WO_x/Pt is a widely used catalyst for the selective hydrodeoxygenation (HDO) of glycerol to 1,3 propanediol (1,3-PDO). Its selective C-O bond cleavage ability was attributed to the in-situ generated strong Bronsted acid sites on the WO_x clusters. However, the exact role of Bronsted acid and the need for finely dispersed Pt for high selectivity to 1,3-PDO is unclear. This computational investigation focuses on addressing some of these aspects. DFT simulations were performed using two catalyst models with the O₂W-O-WO₃ cluster: 1) 3 layer, 5x5 supercell of Pt(111), and 2) Pt(201) nanoparticle. The protonation dehydration mechanism for the C-O bond cleavage involved the nearest proton from the WO_x cluster attacking the secondary hydroxyl to form water (ΔE_r=-79 kJ/mole) followed by hydrogenation from the Pt surface to form 1,3-PDO. An alternative pathway involved the formation of hydroxypropenol (ΔE_r =-20 kJ/mole), followed by formation of hydroxypropanal, which upon sequential hydrogenation forms 1,3-PDO. 1,3-PDO can also be formed from secondary C-O cleavage, with the O resulting from the cleavage oxidizing the WO_x cluster.
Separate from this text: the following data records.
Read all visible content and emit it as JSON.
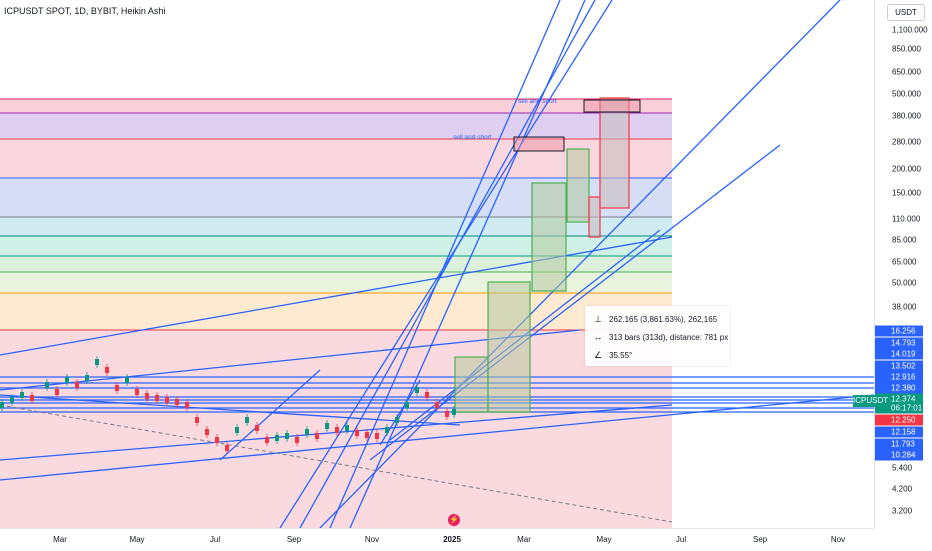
{
  "title": "ICPUSDT SPOT, 1D, BYBIT, Heikin Ashi",
  "currency": "USDT",
  "price_axis": [
    "1,100.000",
    "850.000",
    "650.000",
    "500.000",
    "380.000",
    "280.000",
    "200.000",
    "150.000",
    "110.000",
    "85.000",
    "65.000",
    "50.000",
    "38.000",
    "5.400",
    "4.200",
    "3.200"
  ],
  "price_tags": [
    {
      "text": "16.256",
      "color": "#2962ff"
    },
    {
      "text": "14.793",
      "color": "#2962ff"
    },
    {
      "text": "14.019",
      "color": "#2962ff"
    },
    {
      "text": "13.502",
      "color": "#2962ff"
    },
    {
      "text": "12.916",
      "color": "#2962ff"
    },
    {
      "text": "12.380",
      "color": "#2962ff"
    },
    {
      "text": "12.374",
      "color": "#089981"
    },
    {
      "text": "06:17:01",
      "color": "#089981"
    },
    {
      "text": "12.250",
      "color": "#f23645"
    },
    {
      "text": "12.158",
      "color": "#2962ff"
    },
    {
      "text": "11.793",
      "color": "#2962ff"
    },
    {
      "text": "10.284",
      "color": "#2962ff"
    }
  ],
  "symbol_tag": "ICPUSDT",
  "time_axis": [
    "Mar",
    "May",
    "Jul",
    "Sep",
    "Nov",
    "2025",
    "Mar",
    "May",
    "Jul",
    "Sep",
    "Nov"
  ],
  "measure": {
    "price_change": "262.165 (3,861.63%), 262,165",
    "bars": "313 bars (313d), distance: 781 px",
    "angle": "35.55°"
  },
  "annotations": {
    "sell1": "sell and short",
    "sell2": "sell and short"
  },
  "colors": {
    "accent": "#2962ff",
    "up": "#089981",
    "down": "#f23645"
  }
}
By comparing the energetics of different mechanisms (Fig.1), the protonation dehydration mechanism is found to be energetically the most favourable. Activated H diffusion from Pt to the WO_x cluster had barriers of 55 to 80 kJ/mole and is energetically uphill (> 40 KJ/mole) making these the controlling steps in the Bronsted acid generation. Binding energy of NH₃ at Bronsted acid sites, a descriptor for acid strength, was between -62 and -96 kJ/mole at single coordinated OH sites while it was -114 to 120 kJ/mole in the double coordinated acid sites. Especially, the hydroxyls coordinated to undercoordinated Pt atoms led to the strong acid formation. These fundamental insights will help to design efficient catalysts and choose appropriate reaction conditions for optimum Bronsted acid sites for selective HDO.